Inilah masalah mendasar bangsa kita saat ini, yaitu masalah
mental. Dan melihat kenyataan-kenyataan spiritual bangsa kita yang penuh
paradokal dan ketimpangan itu, menurut aku, memang sudah saatnya untuk terjadi
revolusi spiritual itu. Revolusi mental, revolusi jilid dua, revolusi tanpa
pertumpahan darah. Dan jika kita memang ingin mendapatkan jawaban yang
mendasar, suka atau tidak suka, kita harus berani mengkritisi agama. Karena
agama itu yang jadi mainstream ajaran spiritual yang ada saat ini, yang
logisnya juga paling bertanggung-jawab menciptakan mental masyarakat kita yang
seperti saat ini.
Dan tegas saya katakana, kesalahan mendasar kita saat
ini adalah, entah sadar atau tidak, kita telah menjadikan AGAMA ITU SEBAGAI
BERHALA BARU!. Agama yang sebenarnya hanyalah ALAT menuju Tuhan. Tapi
agama justru kini dijadikan tujuan hidup itu sendiri. Bahkan
dikalangan orang Islam, ada yang tidak bisa lagi membedakan antara agama Islam
dengan budaya Arab. Mereka menganggap belum sempurna Islamnya, kalau
belum tampil dengan meng-Arabkan diri. A’u tidak boleh dibaca angu, dzubi tidak
boleh dibaca dubi, ain tidak boleh dibaca ngain. Guru bahasa Arabkupun pernah
membentakku,”Bahasa Arab itu tidak senbarangan, salah bunyi lain, bisa-bisa dosa
kamu mengubah Al’quran.”
Gila! Mau belajar malah nyari dosa, pikirku. Dalam
spiritual, jika pengujapan tajwid yang sempurna lebih utama daripada ketulusan
jiwa. Ya, seperti yang kita lihat saat ini, hanya orang Arab dan mereka yang
suka meng-Arabkan diri saja yang sepertinya punya otoritas atas agama. Kalau
Tuhan tahunya juga cuma bahasa Arab, ya hanya orang Arab dan mereka yang suka
meng-Arabkan diri saja yang punya kavling di Surga.
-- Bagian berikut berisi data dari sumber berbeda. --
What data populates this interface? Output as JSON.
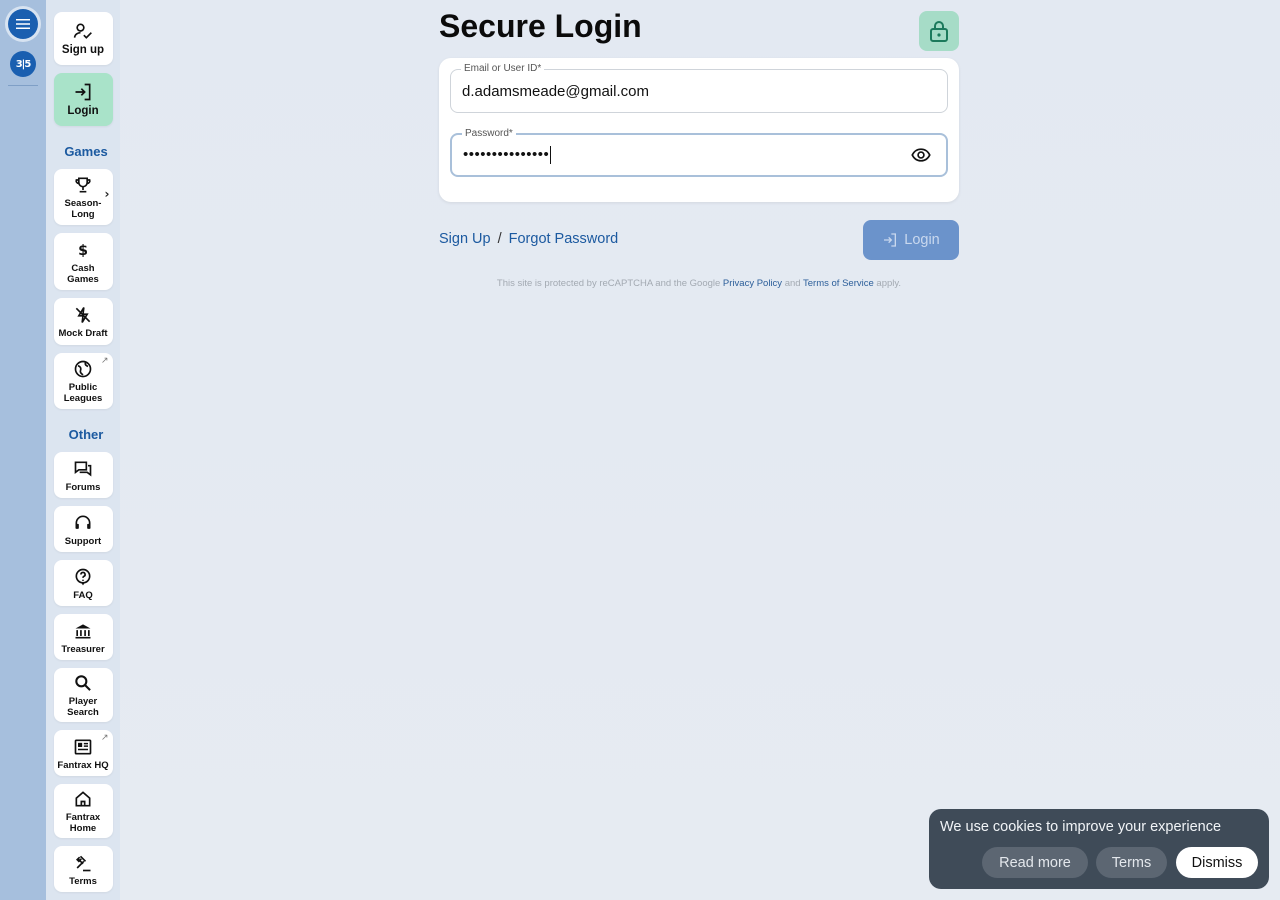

Jadi pencarian dan pengenalan akan Tuhanlah yang seharusnya
jadi laku utama dalam kehidupan beragama/spiritual. Bukannya pengenalan wacana
agama secara sempurna formal-ritualis. Sayang memang, dunia sufisme yang
mengajarkan dan praktek pengenalan langsung akan haqiqat Tuhan itu sejak abad
18 sudah ditolak dan ditentang oleh gerakan Islam puritan yang rasional dan
anti mistik. Islampun kemudian lebih nampak sebagai gerakan
social-politik yang mencoba melawan keterdesakan dari dunia/budaya barat.
Karena itu tidak mengherankan, jika kehidupan beragamapun kemudian lebih hanya
banyak digerakkan oleh semangat pakaian seragam belaka. Kesatuan, kekuatan,
massa, militansi, seakan jadi ajaran utama agama. Dan ketika perlawanan menjadi
hala yang terpenting, orang memang akan selalu cenderung berpikiran
hitam-putih. Fanatik, siapa yang tidak bersama kami adalah musuh kami.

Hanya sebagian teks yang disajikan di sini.